Our History

The Protection and Advocacy (P & A) System and Client Assistance Program (CAP) is a nationwide network of legally based disability rights agencies mandated by federal law to protect and advocate for individuals with disabilities. P & A agencies have the authority to investigate abuse and neglect of people with disabilities, provide legal representation to people with disabilities and engage in other advocacy to advance the rights of individuals with disabilities.

The History of the Protection & Advocacy System & Client Assistance Program

We are a not-for-profit corporation that was incorporated in 1989 under than name Disability Advocates, Inc., for the sole purpose of providing Protection and Advocacy services. In 2013, we were designated as the Protection and Advocacy and Client Assistance Program system for New York State.

The Protection & Advocacy system was created nationwide as a result of abuse that was uncovered at the Willowbrook State School in Staten Island, New York in the 1970s. Willowbrook was a state institution for people with intellectual and other disabilities. An expose on the deplorable conditions at Willowbrook was broadcasted into living rooms across the United States and for the first time we saw images of abuse, neglect and the lack of services and supports in state run facilities. The outcry prompted Congress to hold hearings.

 

Full Expose Video

Congress concluded that the states were not capable of overseeing the service delivery system and created an independent oversight system. In 1975, United State’s Senior Senator, Jacob Javits, spearheaded the legislation creating the first Protection and Advocacy program. The Protection and Advocacy for People with Developmental Disabilities (PADD) program was created through the Developmental Disabilities Assistance and Bill of Rights (DD) Act.  Congress authorized the Protection and Advocacy system to investigate allegations of abuse and neglect and advocate for the civil and legal rights of people with intellectual and developmental disabilities.

Over the years, Congress expanded the P & A system to include all people with disabilities.

1986 - Protection and Advocacy for Individuals with Mentally Illness (PAIMI)

1992 - Protection and Advocacy for Individual Rights (PAIR)

1994 - Protection & Advocacy for Assistive Technology (PAAT)

1999 – Protection & Advocacy for Beneficiaries of Social Security (PABSS)

2000 – Protection & Advocacy for people with Traumatic Brain Injury (PATBI)

2002 – Protection and Advocacy for Voting Access

2018 – Protection & Advocacy for Beneficiaries with Representative Payees (PARP)

Today there are 57 P&A systems (one in each state and territory) serving people with disabilities.
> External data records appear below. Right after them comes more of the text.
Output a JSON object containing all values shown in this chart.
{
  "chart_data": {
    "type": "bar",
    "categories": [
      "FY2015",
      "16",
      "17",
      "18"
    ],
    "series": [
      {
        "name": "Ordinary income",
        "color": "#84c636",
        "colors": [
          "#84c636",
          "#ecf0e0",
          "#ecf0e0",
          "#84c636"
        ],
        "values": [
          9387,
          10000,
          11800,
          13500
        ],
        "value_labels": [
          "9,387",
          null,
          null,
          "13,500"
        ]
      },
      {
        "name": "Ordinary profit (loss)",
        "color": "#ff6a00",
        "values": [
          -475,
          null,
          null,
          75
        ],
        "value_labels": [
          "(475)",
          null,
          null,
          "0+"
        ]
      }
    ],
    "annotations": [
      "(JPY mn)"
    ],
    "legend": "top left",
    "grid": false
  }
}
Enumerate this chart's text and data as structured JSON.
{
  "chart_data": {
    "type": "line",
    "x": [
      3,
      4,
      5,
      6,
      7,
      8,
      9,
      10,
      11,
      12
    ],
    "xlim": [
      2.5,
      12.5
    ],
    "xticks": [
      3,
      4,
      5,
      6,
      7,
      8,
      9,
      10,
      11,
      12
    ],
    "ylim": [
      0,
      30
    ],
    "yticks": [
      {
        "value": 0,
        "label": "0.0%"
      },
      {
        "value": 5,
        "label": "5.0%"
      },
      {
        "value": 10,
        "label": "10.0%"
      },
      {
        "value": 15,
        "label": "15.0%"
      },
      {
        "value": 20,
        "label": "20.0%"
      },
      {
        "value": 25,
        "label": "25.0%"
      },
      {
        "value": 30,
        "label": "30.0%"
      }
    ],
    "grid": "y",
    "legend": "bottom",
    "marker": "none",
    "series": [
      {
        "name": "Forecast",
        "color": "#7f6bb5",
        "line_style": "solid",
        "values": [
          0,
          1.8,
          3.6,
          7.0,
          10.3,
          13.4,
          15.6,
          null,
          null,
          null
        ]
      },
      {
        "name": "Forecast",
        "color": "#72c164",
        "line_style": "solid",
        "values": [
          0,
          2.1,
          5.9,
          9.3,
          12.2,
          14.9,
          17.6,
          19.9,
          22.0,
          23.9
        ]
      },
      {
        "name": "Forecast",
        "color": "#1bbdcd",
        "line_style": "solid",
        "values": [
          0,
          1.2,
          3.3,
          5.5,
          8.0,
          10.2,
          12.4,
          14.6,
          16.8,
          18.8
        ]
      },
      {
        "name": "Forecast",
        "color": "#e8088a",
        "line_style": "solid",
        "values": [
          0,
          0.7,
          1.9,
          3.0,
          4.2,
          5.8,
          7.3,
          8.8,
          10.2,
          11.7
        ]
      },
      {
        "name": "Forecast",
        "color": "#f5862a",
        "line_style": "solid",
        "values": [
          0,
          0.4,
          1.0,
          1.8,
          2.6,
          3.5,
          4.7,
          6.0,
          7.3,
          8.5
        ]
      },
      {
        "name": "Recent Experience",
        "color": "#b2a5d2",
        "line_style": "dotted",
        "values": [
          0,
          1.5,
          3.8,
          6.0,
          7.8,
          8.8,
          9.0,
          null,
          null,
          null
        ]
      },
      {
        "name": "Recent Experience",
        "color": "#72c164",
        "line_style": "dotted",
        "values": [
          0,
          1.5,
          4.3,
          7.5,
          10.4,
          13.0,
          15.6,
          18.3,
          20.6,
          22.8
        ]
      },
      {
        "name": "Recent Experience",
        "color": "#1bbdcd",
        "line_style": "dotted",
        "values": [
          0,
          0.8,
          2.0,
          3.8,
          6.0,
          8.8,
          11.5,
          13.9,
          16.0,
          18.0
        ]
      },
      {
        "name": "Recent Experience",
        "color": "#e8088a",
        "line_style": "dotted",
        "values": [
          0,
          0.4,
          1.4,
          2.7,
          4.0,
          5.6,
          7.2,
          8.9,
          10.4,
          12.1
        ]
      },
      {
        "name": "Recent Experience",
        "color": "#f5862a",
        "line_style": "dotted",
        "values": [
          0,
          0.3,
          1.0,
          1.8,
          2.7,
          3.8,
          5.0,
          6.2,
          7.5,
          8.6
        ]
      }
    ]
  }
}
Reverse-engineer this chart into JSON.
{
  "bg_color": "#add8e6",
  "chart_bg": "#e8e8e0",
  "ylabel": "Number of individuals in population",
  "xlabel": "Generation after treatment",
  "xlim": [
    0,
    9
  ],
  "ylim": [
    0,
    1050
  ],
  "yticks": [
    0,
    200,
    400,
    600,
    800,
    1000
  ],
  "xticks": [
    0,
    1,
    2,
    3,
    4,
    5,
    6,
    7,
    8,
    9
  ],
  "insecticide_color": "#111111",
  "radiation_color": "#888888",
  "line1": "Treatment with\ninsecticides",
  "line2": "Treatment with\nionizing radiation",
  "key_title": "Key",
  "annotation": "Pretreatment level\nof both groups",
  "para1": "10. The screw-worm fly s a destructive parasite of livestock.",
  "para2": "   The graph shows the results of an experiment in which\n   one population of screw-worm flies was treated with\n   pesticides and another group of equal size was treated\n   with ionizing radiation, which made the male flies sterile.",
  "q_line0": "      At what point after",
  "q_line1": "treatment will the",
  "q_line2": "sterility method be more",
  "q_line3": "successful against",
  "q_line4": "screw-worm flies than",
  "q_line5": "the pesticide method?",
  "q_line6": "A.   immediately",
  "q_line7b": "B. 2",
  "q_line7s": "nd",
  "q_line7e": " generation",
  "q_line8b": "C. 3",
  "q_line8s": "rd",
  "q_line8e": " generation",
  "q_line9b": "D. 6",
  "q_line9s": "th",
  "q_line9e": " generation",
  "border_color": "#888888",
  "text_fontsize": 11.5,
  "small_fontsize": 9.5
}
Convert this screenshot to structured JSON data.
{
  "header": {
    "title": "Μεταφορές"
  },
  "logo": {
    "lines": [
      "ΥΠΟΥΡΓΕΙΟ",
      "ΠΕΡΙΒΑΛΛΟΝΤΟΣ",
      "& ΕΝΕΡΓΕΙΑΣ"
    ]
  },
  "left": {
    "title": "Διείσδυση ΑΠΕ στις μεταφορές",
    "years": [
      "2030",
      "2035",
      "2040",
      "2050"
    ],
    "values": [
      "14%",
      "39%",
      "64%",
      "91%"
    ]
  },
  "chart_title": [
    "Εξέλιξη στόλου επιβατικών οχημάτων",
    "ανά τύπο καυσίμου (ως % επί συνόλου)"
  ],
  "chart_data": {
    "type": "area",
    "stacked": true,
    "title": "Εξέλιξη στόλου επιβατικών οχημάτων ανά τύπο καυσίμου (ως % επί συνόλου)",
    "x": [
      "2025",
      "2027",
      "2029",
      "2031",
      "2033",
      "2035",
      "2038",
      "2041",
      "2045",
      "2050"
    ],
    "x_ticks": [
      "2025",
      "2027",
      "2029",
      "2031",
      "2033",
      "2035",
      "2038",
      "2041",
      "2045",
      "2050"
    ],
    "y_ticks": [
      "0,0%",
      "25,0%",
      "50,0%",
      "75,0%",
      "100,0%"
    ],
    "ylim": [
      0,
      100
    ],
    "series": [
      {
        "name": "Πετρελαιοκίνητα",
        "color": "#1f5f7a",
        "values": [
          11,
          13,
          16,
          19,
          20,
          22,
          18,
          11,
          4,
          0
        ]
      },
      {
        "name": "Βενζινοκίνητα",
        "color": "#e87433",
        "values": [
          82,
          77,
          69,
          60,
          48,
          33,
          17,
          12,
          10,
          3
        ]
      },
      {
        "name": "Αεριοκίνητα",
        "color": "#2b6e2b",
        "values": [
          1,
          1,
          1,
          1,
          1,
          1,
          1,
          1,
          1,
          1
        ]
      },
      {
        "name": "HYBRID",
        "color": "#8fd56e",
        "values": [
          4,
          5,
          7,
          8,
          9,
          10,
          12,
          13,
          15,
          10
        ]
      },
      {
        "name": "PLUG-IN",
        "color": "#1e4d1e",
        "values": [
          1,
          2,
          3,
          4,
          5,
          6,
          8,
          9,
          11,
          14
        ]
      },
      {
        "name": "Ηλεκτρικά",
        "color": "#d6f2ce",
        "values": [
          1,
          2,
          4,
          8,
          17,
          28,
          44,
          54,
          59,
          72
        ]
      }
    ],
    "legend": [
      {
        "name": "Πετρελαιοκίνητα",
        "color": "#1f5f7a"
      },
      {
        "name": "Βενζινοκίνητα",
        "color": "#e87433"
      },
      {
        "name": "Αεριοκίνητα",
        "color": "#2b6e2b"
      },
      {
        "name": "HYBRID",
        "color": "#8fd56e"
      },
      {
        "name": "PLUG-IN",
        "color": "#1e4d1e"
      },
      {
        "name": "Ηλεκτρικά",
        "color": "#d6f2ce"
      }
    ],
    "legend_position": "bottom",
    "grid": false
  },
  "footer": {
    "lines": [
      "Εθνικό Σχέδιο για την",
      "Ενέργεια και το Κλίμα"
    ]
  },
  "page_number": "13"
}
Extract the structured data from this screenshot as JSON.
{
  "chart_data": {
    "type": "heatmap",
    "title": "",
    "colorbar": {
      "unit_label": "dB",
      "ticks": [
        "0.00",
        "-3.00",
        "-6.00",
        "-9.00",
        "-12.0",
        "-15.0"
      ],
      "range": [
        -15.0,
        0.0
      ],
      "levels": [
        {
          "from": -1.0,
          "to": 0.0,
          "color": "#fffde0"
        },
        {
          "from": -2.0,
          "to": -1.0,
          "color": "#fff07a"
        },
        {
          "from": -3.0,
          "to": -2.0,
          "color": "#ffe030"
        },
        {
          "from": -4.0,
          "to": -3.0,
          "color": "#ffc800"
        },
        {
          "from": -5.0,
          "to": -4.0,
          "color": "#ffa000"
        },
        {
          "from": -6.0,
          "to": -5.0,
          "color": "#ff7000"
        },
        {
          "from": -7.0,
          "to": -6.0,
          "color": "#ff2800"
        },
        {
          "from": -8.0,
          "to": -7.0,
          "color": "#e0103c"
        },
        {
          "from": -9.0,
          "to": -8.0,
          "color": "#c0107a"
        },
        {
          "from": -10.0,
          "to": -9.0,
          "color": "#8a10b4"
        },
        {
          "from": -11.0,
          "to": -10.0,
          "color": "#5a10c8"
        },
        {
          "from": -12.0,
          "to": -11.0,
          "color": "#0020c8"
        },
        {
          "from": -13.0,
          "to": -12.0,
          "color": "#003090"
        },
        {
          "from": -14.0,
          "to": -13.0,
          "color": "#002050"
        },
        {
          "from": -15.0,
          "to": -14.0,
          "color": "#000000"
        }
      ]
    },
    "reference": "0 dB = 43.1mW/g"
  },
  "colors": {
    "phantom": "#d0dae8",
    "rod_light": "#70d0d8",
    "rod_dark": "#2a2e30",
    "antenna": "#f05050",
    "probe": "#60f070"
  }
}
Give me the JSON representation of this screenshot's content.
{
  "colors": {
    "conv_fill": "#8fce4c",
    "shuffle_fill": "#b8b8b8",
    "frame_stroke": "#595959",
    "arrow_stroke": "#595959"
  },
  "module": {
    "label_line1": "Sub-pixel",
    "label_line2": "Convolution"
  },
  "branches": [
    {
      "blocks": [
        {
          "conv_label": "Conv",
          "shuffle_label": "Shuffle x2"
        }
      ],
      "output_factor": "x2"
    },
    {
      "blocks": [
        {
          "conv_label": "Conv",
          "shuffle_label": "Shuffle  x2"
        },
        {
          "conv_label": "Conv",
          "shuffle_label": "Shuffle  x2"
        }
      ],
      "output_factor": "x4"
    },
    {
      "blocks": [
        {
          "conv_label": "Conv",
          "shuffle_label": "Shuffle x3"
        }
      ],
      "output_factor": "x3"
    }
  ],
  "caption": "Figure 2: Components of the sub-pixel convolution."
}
The Client Assistance Program (CAP) was authorized under the 1984 amendments to the Rehabilitation Act of 1973.  It exists to protect the rights of individuals with disabilities who are eligible for services from programs funded through the Rehabilitation Act, including employment-related services.

As New York State’s P & A system, we monitor, investigate and advocate to remedy adverse conditions in large and small, public and private facilities that care for people with disabilities. In order to conduct our investigations and monitor the conditions of these facilities Congress gave us broad authority to access facilities at times when service recipients are present. This authority includes the opportunity to interview any facility service recipient, employee, or other person, including the person thought to be the victim of such abuse, who might be reasonably believed by the system to have knowledge of the incident under investigation; and to inspect, view and photograph all areas of the facility's premises that might be believed by the system to have been connected with the incident under investigation.

We also have the authority and devote considerable resources to ensuring full access to inclusive educational programs, financial entitlements, healthcare, accessible housing, transportation and productive employment opportunities, as well as continuing to seek prevention of abuse and neglect.